Laura Nigi, Guido Sebastiani, Francesca Mancarella, Francesco Dotta
U.O.C. Diabetologia, Dipartimento di Scienze Mediche, Chirurgiche e Neuroscienze,
Università degli Studi di Siena; Fondazione Umberto Di Mario ONLUS – Toscana Life Science Park, Siena
Introduzione
Il diabete tipo 1 (DM1) è una malattia autoimmune cronica che si sviluppa in individui geneticamente predisposti e caratterizzata dalla distruzione delle cellule beta pancreatiche da parte del sistema immunitario (1). La patogenesi del DM1 è multifattoriale, rappresentando il risultato dell’interazione tra predisposizione genetica, fattori ambientali e sistema immunitario. Quest’ultimo partecipa alla progressiva distruzione e disfunzione delle beta-cellule pancreatiche con il coinvolgimento di linfociti T (CD4 e CD8-citotossici) e di citochine pro-infiammatorie (es.: Interferone-gamma, Interleuchina-1, TNF-alfa) che possono indurre sia apoptosi sia danno funzionale a carico delle cellule insulino-secernenti.

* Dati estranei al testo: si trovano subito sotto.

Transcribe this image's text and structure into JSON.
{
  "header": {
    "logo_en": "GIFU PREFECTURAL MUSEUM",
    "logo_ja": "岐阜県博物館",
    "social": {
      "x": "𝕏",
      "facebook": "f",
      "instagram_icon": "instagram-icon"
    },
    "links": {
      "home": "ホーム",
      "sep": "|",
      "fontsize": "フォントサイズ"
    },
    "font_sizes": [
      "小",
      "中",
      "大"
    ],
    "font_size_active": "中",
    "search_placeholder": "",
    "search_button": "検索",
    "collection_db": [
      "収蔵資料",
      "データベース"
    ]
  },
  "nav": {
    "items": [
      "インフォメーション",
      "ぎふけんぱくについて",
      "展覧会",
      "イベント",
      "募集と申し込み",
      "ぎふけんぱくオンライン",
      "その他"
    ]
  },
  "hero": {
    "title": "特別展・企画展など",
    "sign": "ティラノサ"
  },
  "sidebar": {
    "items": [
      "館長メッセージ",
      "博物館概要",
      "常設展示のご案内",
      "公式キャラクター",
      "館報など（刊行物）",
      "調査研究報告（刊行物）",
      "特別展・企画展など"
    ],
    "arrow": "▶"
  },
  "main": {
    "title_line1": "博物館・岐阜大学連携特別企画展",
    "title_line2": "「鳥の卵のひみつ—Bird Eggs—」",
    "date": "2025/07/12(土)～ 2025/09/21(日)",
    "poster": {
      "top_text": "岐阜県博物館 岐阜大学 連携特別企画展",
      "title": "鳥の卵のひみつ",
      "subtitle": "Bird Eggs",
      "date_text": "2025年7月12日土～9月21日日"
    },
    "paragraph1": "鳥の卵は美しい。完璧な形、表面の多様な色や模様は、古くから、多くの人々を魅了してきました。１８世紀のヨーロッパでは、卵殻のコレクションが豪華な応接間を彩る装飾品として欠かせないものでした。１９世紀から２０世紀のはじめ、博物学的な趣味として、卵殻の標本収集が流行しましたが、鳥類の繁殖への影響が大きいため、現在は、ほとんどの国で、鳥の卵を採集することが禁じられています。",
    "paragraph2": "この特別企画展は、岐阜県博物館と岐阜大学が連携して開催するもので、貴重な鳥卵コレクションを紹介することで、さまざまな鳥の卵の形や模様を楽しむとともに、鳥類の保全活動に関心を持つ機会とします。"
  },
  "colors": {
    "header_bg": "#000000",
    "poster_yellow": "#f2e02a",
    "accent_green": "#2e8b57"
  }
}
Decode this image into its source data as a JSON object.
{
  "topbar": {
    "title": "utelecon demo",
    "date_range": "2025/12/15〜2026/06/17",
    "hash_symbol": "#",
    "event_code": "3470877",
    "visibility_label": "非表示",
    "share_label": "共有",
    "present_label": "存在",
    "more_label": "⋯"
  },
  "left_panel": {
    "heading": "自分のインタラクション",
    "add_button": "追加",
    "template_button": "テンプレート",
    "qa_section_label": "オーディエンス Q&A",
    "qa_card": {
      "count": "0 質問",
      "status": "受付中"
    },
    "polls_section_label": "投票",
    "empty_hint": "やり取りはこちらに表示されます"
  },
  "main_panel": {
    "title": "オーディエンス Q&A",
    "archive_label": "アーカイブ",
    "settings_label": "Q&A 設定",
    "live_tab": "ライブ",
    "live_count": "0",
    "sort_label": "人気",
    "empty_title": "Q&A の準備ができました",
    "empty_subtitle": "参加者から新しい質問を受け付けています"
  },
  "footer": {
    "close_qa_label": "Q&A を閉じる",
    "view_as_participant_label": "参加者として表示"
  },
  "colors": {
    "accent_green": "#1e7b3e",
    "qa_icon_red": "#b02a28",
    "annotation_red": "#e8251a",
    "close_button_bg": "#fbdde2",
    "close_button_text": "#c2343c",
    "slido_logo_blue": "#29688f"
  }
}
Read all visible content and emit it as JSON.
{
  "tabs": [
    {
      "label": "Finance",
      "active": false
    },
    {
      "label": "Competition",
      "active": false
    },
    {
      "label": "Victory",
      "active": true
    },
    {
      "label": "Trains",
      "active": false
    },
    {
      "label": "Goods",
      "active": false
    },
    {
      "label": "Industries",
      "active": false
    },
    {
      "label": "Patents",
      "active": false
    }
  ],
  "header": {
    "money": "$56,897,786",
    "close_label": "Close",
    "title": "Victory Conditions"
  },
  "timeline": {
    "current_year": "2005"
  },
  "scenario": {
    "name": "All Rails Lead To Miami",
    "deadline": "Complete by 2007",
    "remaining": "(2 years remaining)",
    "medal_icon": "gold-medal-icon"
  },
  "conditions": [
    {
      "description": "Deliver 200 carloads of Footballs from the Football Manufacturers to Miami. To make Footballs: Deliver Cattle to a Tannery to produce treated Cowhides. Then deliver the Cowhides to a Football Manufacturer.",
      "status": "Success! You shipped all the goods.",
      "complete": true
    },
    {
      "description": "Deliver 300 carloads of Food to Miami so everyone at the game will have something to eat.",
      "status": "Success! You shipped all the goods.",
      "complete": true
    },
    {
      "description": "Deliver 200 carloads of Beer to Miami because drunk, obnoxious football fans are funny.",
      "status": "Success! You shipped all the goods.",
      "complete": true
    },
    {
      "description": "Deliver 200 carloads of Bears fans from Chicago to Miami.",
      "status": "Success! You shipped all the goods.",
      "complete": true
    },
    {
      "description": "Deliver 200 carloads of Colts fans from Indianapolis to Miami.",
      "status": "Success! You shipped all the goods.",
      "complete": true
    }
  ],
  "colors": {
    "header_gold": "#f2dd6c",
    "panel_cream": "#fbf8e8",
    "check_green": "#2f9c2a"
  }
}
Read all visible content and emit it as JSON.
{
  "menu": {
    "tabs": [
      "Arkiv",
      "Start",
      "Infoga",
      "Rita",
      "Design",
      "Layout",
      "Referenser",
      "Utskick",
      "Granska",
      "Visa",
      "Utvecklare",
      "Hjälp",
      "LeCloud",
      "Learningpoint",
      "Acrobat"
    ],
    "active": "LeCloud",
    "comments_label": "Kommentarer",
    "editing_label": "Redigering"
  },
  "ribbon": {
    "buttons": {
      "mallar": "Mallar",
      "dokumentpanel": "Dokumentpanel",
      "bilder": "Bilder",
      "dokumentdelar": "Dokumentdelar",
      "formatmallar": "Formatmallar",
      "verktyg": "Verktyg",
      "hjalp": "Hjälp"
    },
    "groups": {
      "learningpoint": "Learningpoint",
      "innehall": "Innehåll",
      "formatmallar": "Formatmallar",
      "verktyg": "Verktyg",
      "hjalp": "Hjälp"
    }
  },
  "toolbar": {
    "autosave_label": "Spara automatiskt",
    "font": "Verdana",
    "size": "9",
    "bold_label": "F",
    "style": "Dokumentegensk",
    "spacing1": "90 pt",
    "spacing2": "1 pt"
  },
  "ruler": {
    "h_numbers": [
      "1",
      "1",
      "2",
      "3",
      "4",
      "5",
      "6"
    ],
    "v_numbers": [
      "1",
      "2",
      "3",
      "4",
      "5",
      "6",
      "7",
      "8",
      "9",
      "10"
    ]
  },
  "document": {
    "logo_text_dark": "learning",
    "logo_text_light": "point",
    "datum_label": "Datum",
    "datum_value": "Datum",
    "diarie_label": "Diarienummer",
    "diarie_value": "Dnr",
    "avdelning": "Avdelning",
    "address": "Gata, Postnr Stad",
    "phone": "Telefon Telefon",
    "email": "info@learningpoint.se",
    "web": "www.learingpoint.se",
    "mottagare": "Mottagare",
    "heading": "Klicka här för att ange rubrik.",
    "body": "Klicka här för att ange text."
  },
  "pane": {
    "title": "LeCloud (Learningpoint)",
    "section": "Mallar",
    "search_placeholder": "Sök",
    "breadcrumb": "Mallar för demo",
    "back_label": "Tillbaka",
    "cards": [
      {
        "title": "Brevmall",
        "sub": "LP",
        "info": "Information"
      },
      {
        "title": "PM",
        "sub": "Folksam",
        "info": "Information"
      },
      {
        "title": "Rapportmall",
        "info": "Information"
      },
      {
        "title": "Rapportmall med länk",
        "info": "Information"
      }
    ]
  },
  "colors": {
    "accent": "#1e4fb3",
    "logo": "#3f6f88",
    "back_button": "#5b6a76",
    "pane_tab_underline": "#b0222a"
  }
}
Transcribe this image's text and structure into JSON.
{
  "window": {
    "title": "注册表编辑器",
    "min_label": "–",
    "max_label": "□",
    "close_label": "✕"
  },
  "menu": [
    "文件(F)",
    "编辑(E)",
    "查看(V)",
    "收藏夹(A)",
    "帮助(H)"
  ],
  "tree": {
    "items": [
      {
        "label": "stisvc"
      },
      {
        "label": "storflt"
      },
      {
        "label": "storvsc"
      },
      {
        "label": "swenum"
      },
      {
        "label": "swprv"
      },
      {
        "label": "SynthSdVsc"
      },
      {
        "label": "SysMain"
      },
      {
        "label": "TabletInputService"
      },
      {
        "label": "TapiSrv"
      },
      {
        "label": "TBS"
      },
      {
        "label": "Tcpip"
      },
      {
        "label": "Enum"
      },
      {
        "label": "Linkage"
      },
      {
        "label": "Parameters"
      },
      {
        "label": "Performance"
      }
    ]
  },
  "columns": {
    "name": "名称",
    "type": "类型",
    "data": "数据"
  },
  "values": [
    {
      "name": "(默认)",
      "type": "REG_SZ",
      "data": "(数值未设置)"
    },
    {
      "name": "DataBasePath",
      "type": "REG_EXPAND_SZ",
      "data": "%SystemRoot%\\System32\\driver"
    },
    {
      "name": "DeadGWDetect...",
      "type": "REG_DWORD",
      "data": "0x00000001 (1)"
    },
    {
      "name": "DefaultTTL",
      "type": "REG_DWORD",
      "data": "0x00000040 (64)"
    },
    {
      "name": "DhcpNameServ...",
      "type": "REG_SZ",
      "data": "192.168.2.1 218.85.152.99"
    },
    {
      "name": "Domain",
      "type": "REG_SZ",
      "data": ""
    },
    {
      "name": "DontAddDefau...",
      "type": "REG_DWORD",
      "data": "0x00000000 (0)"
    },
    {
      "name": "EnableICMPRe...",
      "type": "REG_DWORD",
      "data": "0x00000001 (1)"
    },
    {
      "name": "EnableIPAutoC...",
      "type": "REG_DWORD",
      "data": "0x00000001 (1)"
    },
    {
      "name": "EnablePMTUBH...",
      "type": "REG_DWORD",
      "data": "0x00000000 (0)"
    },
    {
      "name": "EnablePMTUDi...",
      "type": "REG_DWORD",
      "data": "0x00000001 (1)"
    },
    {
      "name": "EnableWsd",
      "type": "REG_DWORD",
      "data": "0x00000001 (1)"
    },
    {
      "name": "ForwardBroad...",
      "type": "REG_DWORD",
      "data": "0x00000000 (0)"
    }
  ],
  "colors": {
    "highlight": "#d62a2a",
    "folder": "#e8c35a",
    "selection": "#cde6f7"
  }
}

La perdita della tolleranza immunitaria nei confronti della beta-cellula, caratteristica del DM1, è evidenziata dalla presenza di autoanticorpi circolanti diretti contro antigeni beta-cellulari, sia di natura proteica (2) che glicolipidica (3). Infatti, alla diagnosi di DM1, i pazienti presentano autoanticorpi circolanti (AAbs) contro antigeni delle cellule insulari, che possono peraltro precedere di molti anni l’esordio della malattia e sono quindi utilizzati come markers per l’identificazione dei soggetti a rischio di sviluppare DM1 (4). Gli autoanticorpi circolanti diretti contro antigeni insulari, quali l’insulina, l’isoforma 65-kDa della decarbossilasi dell’acido glutammico (GAD), la tirosina fosfatasi IA-2 e il trasportatore cationico dello zinco nelle beta-cellule (ZnT8) sono i principali indicatori del processo autoimmune che precede ed accompagna l’insorgenza del DM1.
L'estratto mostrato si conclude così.